One issue we encountered some time ago was when a deployment script happened to be run at the same time as a database scheduler job; the job started halfway during the deployment when some objects were in the process of being modified. This led to some temporary compilation failures that caused the job to fail. Ultimately the deployment was successful, and the next time the job ran it was able to recover; but we couldn’t be sure that another failure of this sort wouldn’t cause issues in future. So I added a step to each deployment to temporarily stop all the jobs and re-start them after the deployment completes, with a script like this:

prompt disable_all_jobs.sql

begin
  for r in (
    select job_name
    from   user_scheduler_jobs
    where  schedule_type = 'CALENDAR'
    and    enabled = 'TRUE'
    order by 1
  ) loop
    dbms_scheduler.disable
      (name  => r.job_name
      ,force => true);
  end loop;
end;
/

This script simply marks all the jobs as “disabled” so they don’t start during the deployment. A very similar script is run at the end of the deployment to re-enable all the scheduler jobs. This works fine, except for the odd occasion when a job just happens to start running, just before the script starts, and the job is still running concurrently with the deployment. The line force => true in the script means that my script allows those jobs to continue running.

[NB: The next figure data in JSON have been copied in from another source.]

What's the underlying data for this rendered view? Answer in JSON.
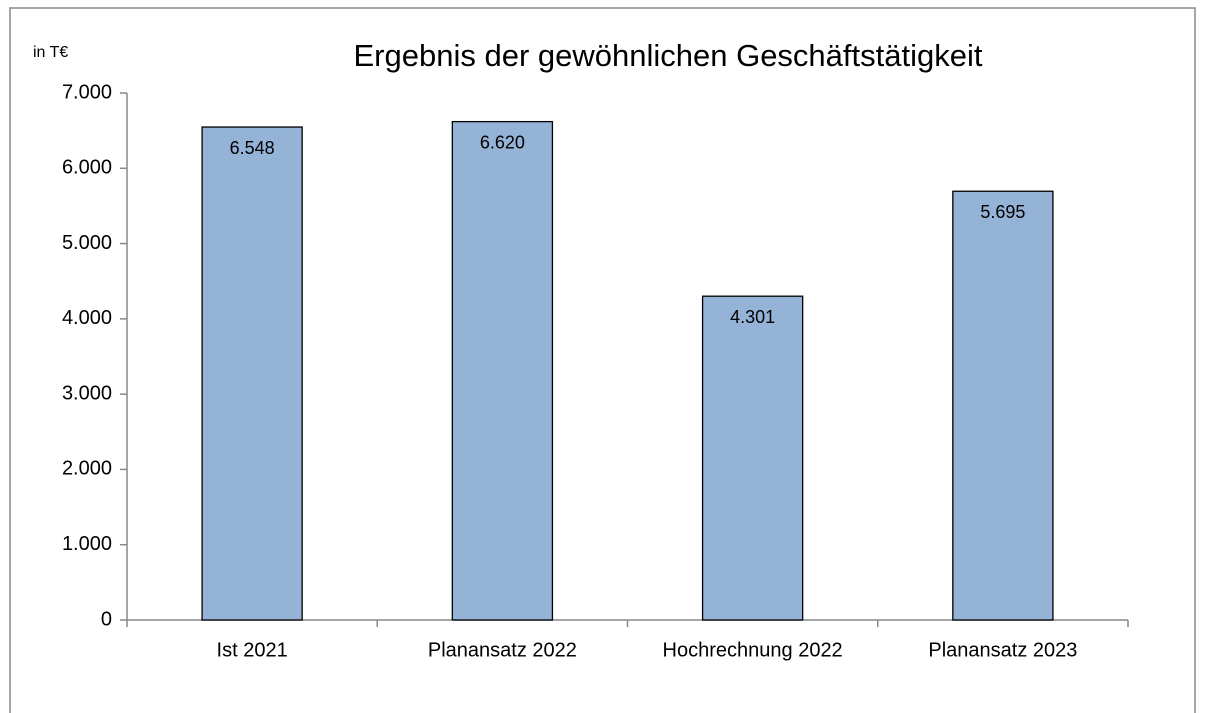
{
  "chart_data": {
    "type": "bar",
    "title": "Ergebnis der gewöhnlichen Geschäftstätigkeit",
    "y_label": "in T€",
    "categories": [
      "Ist 2021",
      "Planansatz 2022",
      "Hochrechnung 2022",
      "Planansatz 2023"
    ],
    "values": [
      6548,
      6620,
      4301,
      5695
    ],
    "value_labels": [
      "6.548",
      "6.620",
      "4.301",
      "5.695"
    ],
    "color": "#95b3d7",
    "ylim": [
      0,
      7000
    ],
    "yticks": [
      0,
      {
        "value": 1000,
        "label": "1.000"
      },
      {
        "value": 2000,
        "label": "2.000"
      },
      {
        "value": 3000,
        "label": "3.000"
      },
      {
        "value": 4000,
        "label": "4.000"
      },
      {
        "value": 5000,
        "label": "5.000"
      },
      {
        "value": 6000,
        "label": "6.000"
      },
      {
        "value": 7000,
        "label": "7.000"
      }
    ],
    "grid": false
  }
}
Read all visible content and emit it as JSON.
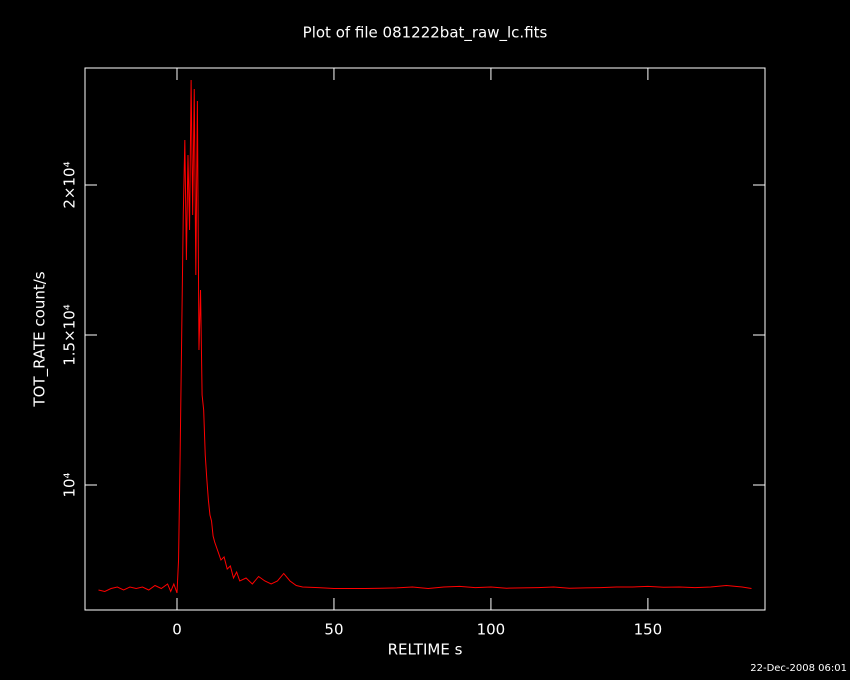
{
  "chart_data": {
    "type": "line",
    "title": "Plot of file 081222bat_raw_lc.fits",
    "x_label": "RELTIME  s",
    "y_label": "TOT_RATE  count/s",
    "timestamp": "22-Dec-2008 06:01",
    "color": "#ff0000",
    "xlim": [
      -29.3,
      187.3
    ],
    "ylim": [
      5833,
      23900
    ],
    "xticks": [
      0,
      50,
      100,
      150
    ],
    "yticks": [
      {
        "value": 10000,
        "label": "10⁴"
      },
      {
        "value": 15000,
        "label": "1.5×10⁴"
      },
      {
        "value": 20000,
        "label": "2×10⁴"
      }
    ],
    "x": [
      -25,
      -23,
      -21,
      -19,
      -17,
      -15,
      -13,
      -11,
      -9,
      -7,
      -5,
      -3,
      -2,
      -1,
      0,
      0.5,
      1,
      1.5,
      2,
      2.5,
      3,
      3.5,
      4,
      4.5,
      5,
      5.5,
      6,
      6.5,
      7,
      7.5,
      8,
      8.5,
      9,
      9.5,
      10,
      10.5,
      11,
      11.5,
      12,
      13,
      14,
      15,
      16,
      17,
      18,
      19,
      20,
      22,
      24,
      26,
      28,
      30,
      32,
      34,
      36,
      38,
      40,
      45,
      50,
      55,
      60,
      65,
      70,
      75,
      80,
      85,
      90,
      95,
      100,
      105,
      110,
      115,
      120,
      125,
      130,
      135,
      140,
      145,
      150,
      155,
      160,
      165,
      170,
      175,
      180,
      183
    ],
    "values": [
      6500,
      6450,
      6550,
      6600,
      6500,
      6600,
      6550,
      6600,
      6500,
      6650,
      6550,
      6700,
      6450,
      6700,
      6400,
      7500,
      11000,
      15000,
      19000,
      21500,
      17500,
      21000,
      18500,
      23500,
      19000,
      23200,
      17000,
      22800,
      14500,
      16500,
      13000,
      12500,
      11000,
      10200,
      9500,
      9000,
      8800,
      8300,
      8100,
      7800,
      7500,
      7600,
      7200,
      7300,
      6900,
      7100,
      6800,
      6900,
      6700,
      6950,
      6800,
      6700,
      6800,
      7050,
      6800,
      6650,
      6600,
      6580,
      6550,
      6550,
      6550,
      6560,
      6570,
      6600,
      6550,
      6600,
      6620,
      6580,
      6600,
      6560,
      6570,
      6580,
      6600,
      6560,
      6570,
      6580,
      6600,
      6600,
      6620,
      6590,
      6600,
      6580,
      6600,
      6650,
      6600,
      6550
    ]
  }
}
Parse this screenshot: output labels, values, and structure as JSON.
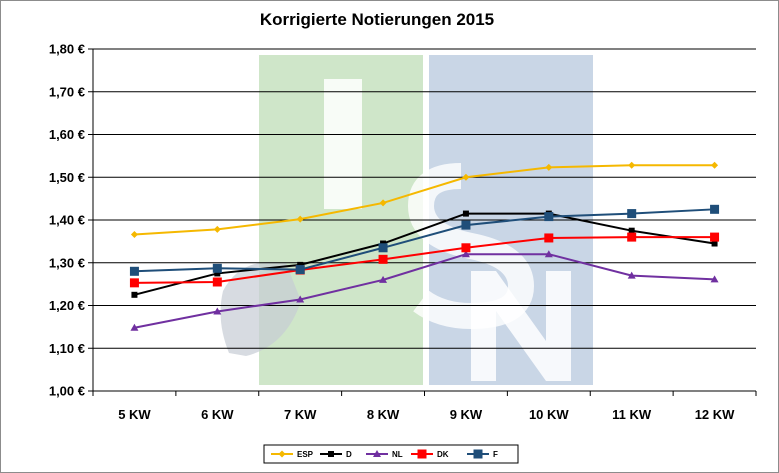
{
  "chart_data": {
    "type": "line",
    "title": "Korrigierte Notierungen 2015",
    "xlabel": "",
    "ylabel": "",
    "categories": [
      "5 KW",
      "6 KW",
      "7 KW",
      "8 KW",
      "9 KW",
      "10 KW",
      "11 KW",
      "12 KW"
    ],
    "ylim": [
      1.0,
      1.8
    ],
    "yticks": [
      1.0,
      1.1,
      1.2,
      1.3,
      1.4,
      1.5,
      1.6,
      1.7,
      1.8
    ],
    "ytick_labels": [
      "1,00 €",
      "1,10 €",
      "1,20 €",
      "1,30 €",
      "1,40 €",
      "1,50 €",
      "1,60 €",
      "1,70 €",
      "1,80 €"
    ],
    "grid": true,
    "legend_position": "bottom",
    "series": [
      {
        "name": "ESP",
        "color": "#f5b800",
        "marker": "diamond",
        "values": [
          1.366,
          1.378,
          1.402,
          1.44,
          1.5,
          1.523,
          1.528,
          1.528
        ]
      },
      {
        "name": "D",
        "color": "#000000",
        "marker": "square-small",
        "values": [
          1.225,
          1.275,
          1.295,
          1.345,
          1.415,
          1.415,
          1.375,
          1.345
        ]
      },
      {
        "name": "NL",
        "color": "#7030a0",
        "marker": "triangle",
        "values": [
          1.148,
          1.186,
          1.214,
          1.26,
          1.32,
          1.32,
          1.27,
          1.261
        ]
      },
      {
        "name": "DK",
        "color": "#ff0000",
        "marker": "square",
        "values": [
          1.253,
          1.255,
          1.283,
          1.308,
          1.335,
          1.358,
          1.36,
          1.36
        ]
      },
      {
        "name": "F",
        "color": "#1f4e79",
        "marker": "square",
        "values": [
          1.28,
          1.287,
          1.284,
          1.335,
          1.388,
          1.408,
          1.415,
          1.425
        ]
      }
    ]
  },
  "watermark": {
    "letters": "ISN",
    "colors": [
      "#cfe6c9",
      "#c9d6e6"
    ]
  }
}
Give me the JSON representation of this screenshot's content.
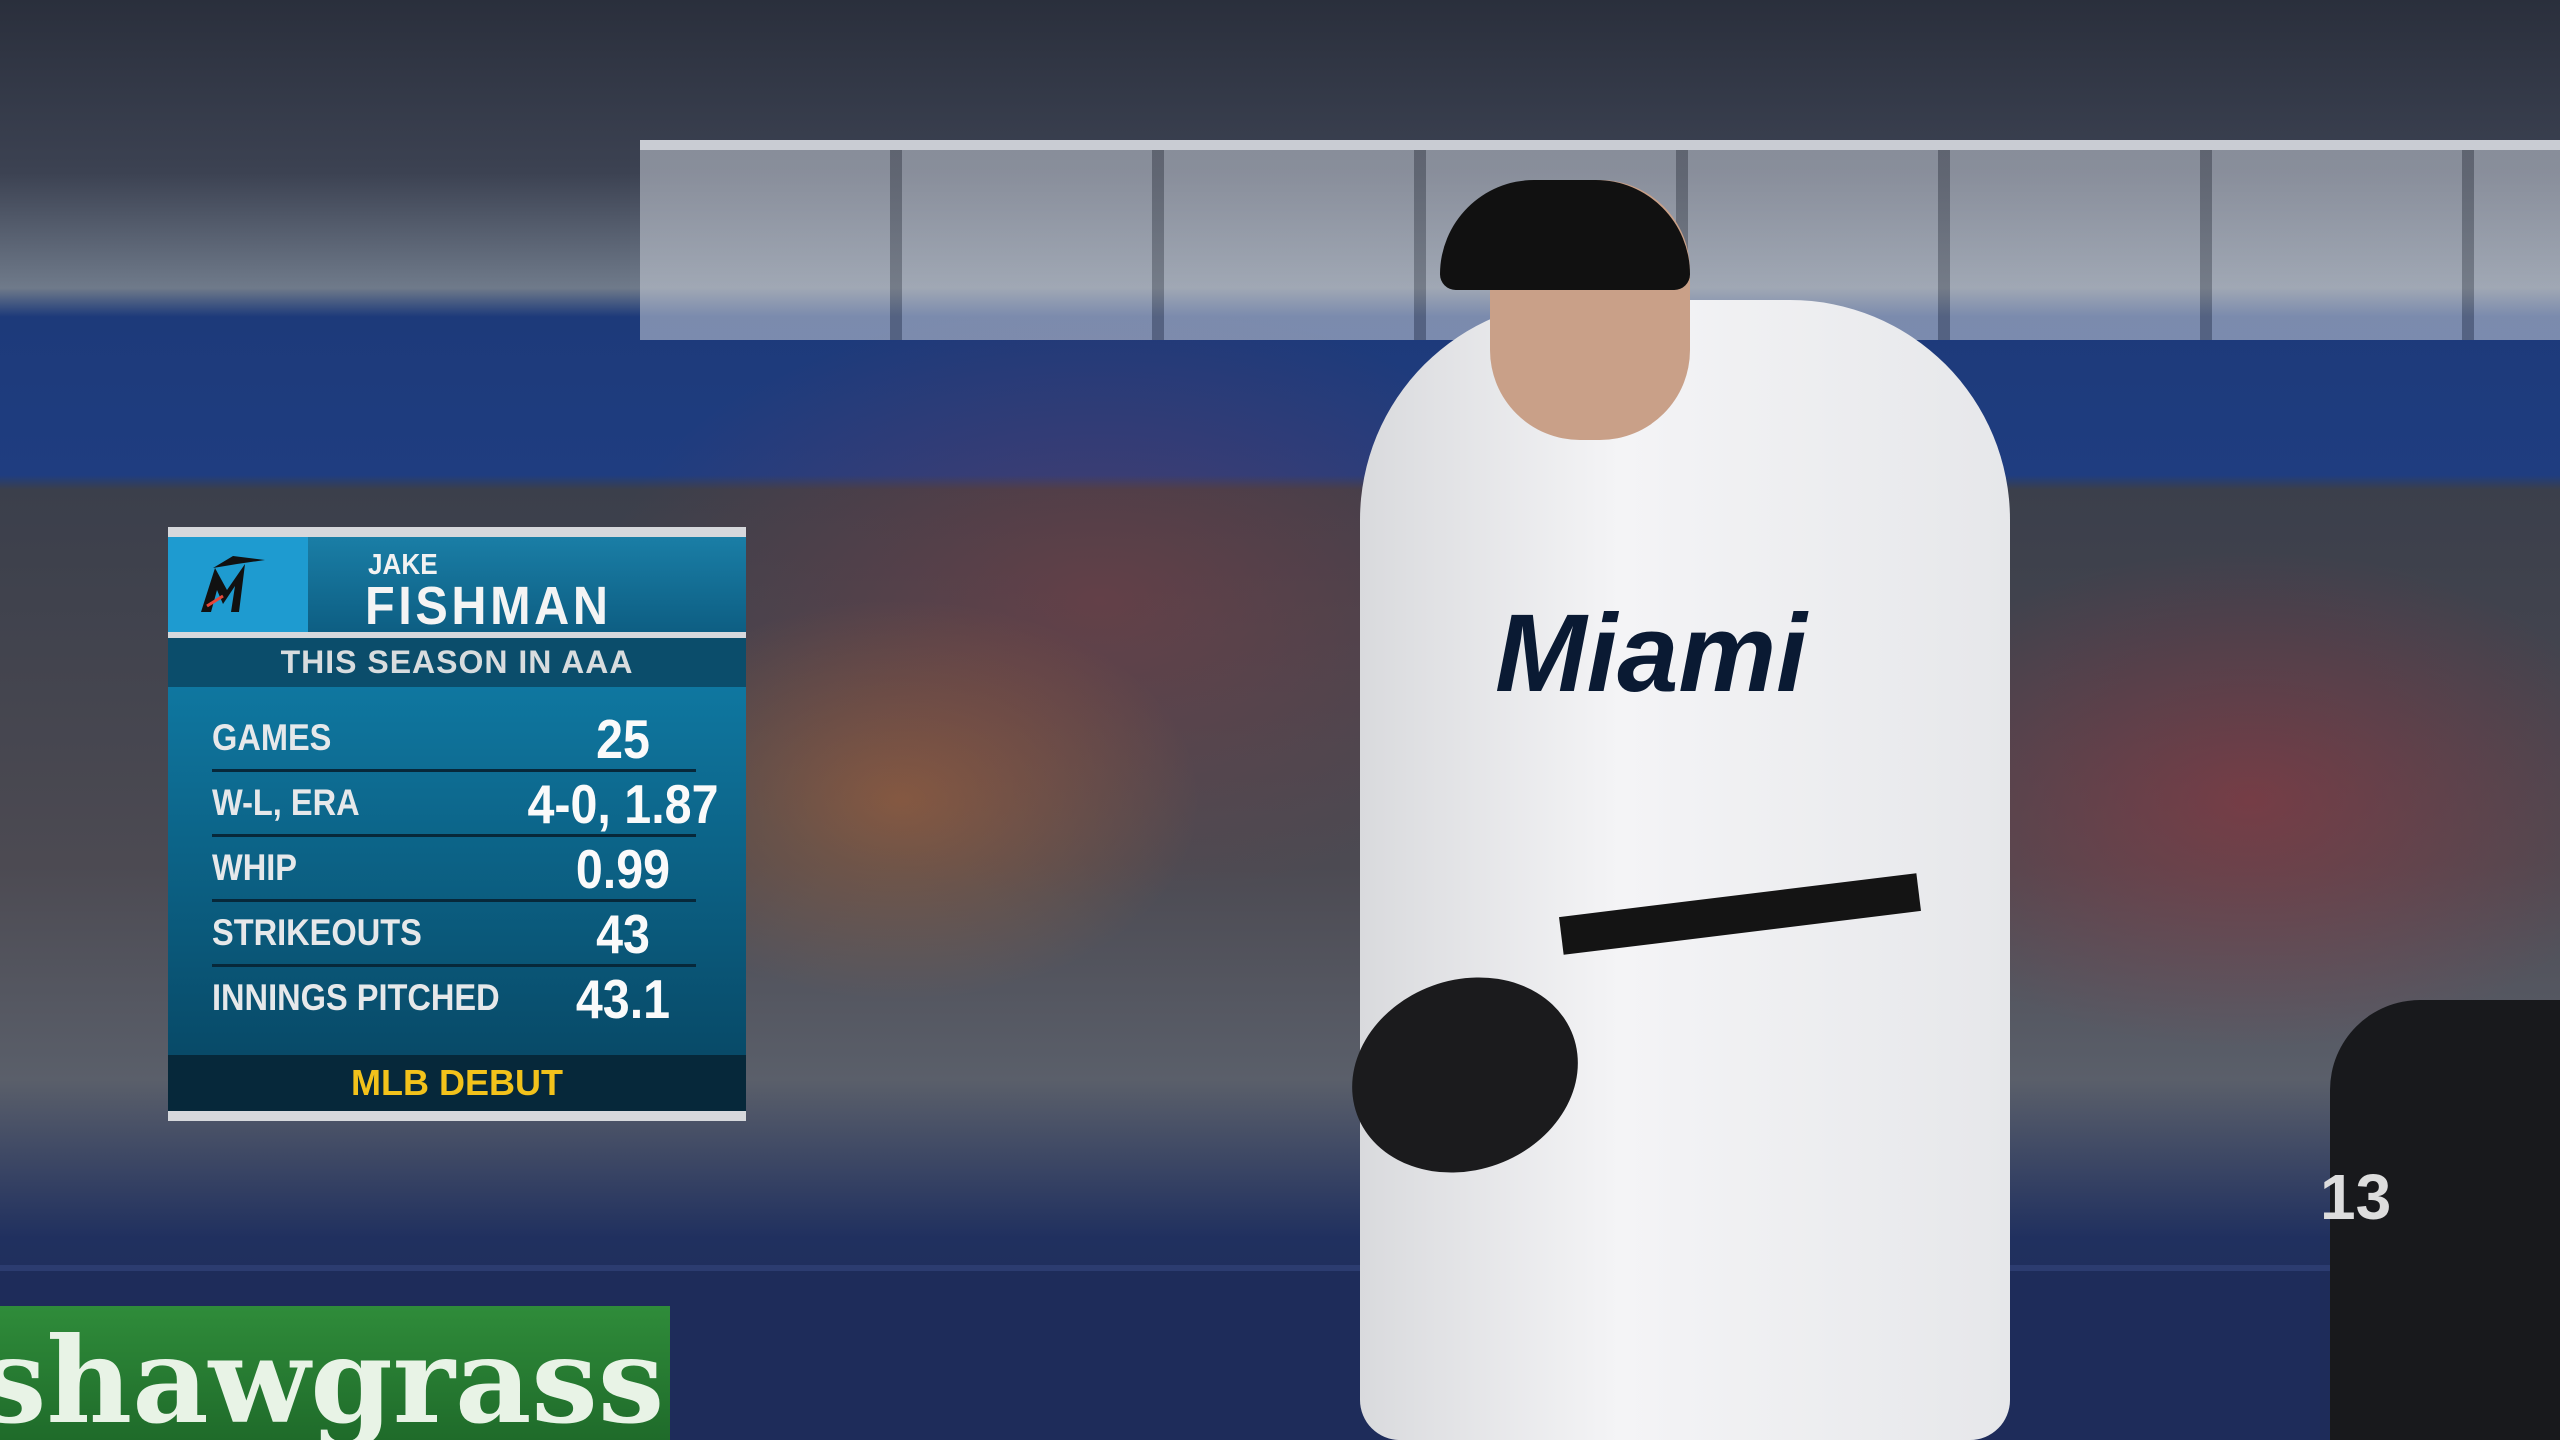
{
  "scene": {
    "ad_text": "shawgrass",
    "jersey_text": "Miami",
    "umpire_number": "13"
  },
  "graphic": {
    "team_logo": "marlins-logo",
    "first_name": "JAKE",
    "last_name": "FISHMAN",
    "subtitle": "THIS SEASON IN AAA",
    "stats": [
      {
        "label": "GAMES",
        "value": "25"
      },
      {
        "label": "W-L, ERA",
        "value": "4-0, 1.87"
      },
      {
        "label": "WHIP",
        "value": "0.99"
      },
      {
        "label": "STRIKEOUTS",
        "value": "43"
      },
      {
        "label": "INNINGS PITCHED",
        "value": "43.1"
      }
    ],
    "footer": "MLB DEBUT",
    "colors": {
      "header": "#1a7ea6",
      "footer_text": "#f2c21b",
      "logo_bg": "#1e9bd0"
    }
  }
}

To solve this problem, I’ve added the following:

prompt Waiting for any running jobs to finish...

whenever sqlerror exit sql.sqlcode;

declare
  max_wait_seconds constant number := 60;
  start_time       date := sysdate;
  job_running      varchar2(100);
begin
  loop

    begin
      select job_name
      into   job_running
      from   user_scheduler_jobs
      where  state = 'RUNNING'
      and    rownum = 1;
    exception
      when no_data_found then
        job_running := null;
    end;

    exit when job_running is null;

    if sysdate - start_time > max_wait_seconds/24/60/60 then

      raise_application_error(-20000,
           'WARNING: waited for '
        || max_wait_seconds
        || ' seconds but job is still running ('
        || job_running
        || ').');

    else
      dbms_lock.sleep(2);
    end if;

  end loop;
end;
/

When the DBA runs the above script, it pauses to allow any running jobs to finish. Our jobs almost always finish in less than 30 seconds, usually sooner. The loop checks for any running jobs; if there are no jobs running it exits straight away – otherwise, it waits for a few seconds then checks again. If a job is still running after a minute, the script fails (stopping the deployment) and the DBA can investigate further to see what’s going on; once the job has finished, they can re-start the deployment.